Higher homotopy commutativity of \(H\)-spaces with finitely generated cohomology. (Q701251)

In this paper, generalizing results of \textit{C. Broto} and \textit{J. A. Crespo} [Topology 38, No. 2, 353--386 (1999; Zbl 0927.55017)], \textit{J. A. Crespo} [Structure of \(\operatorname{mod} p\) \(H\)-spaces with finiteness conditions. (Cohomological methods in homotopy theory. Proceedings of the Barcelona conference on algebraic topology (BCAT), Bellaterra, Spain, June 4-10, 1998. Basel: Birkhäuser) Prog.
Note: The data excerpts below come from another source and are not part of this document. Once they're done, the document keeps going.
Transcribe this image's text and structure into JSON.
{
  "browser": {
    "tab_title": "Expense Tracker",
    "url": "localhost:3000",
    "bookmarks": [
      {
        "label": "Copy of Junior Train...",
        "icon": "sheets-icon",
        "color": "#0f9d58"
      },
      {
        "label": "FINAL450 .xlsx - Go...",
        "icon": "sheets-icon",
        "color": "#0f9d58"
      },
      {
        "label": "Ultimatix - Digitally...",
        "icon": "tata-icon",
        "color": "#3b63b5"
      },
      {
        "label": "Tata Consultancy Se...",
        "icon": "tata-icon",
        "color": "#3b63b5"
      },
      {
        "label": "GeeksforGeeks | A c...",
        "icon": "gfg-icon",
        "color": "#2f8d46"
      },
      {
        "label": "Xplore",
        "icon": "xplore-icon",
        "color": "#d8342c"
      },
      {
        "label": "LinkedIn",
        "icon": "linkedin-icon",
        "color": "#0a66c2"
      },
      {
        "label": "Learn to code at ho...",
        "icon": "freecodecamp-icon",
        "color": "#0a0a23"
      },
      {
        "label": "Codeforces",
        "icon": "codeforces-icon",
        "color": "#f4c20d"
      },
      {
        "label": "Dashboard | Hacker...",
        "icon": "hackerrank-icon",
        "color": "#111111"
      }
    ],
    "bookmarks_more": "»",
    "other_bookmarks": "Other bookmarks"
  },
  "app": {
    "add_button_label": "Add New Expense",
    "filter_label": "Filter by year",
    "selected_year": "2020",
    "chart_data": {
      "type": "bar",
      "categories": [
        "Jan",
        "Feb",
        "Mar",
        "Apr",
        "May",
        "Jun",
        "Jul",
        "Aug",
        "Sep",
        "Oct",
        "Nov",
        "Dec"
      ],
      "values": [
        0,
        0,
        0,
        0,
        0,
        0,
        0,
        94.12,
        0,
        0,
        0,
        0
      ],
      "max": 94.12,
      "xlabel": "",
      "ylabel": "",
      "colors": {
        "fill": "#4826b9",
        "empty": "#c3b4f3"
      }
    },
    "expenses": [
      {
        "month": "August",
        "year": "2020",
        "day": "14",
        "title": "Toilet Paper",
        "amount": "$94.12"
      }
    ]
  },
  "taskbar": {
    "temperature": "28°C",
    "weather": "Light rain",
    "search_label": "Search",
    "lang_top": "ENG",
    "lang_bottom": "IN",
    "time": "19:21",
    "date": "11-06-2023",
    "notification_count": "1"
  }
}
Math. 196, 103--130 (2001; Zbl 0990.55004)], the author studies simply connected \(\operatorname{mod} p\) \(H\)-spaces such that the \(\operatorname {mod} p\) cohomology \(H^{*}(X;\mathbb{Z}\diagup p)\) is finitely generated as an algebra. The main theorem shows that if X is a simply connected \(A_{n}\)-space such that the \(\operatorname{mod} p\) cohomology \(H^{*}(X;\mathbb{Z}\diagup p)\) is finitely generated as an algebra, then X is the total space of a principal \(A_{n}\)-fibration with base a simply connected finite \(A_{n}\)-space and fiber a finite product of \(\mathbb{C} P^{\infty}\)'s. As an application of this result, it is shown that if X is a simply connected quasi \(C_{p}\)-space such that the \(\operatorname{mod} p\) cohomology \(H^{*}(X;\mathbb{Z}\diagup p)\) is finitely generated as an algebra, then \(X\) is homotopy equivalent to a finite product of \(\mathbb{C} P^{\infty}\)'s.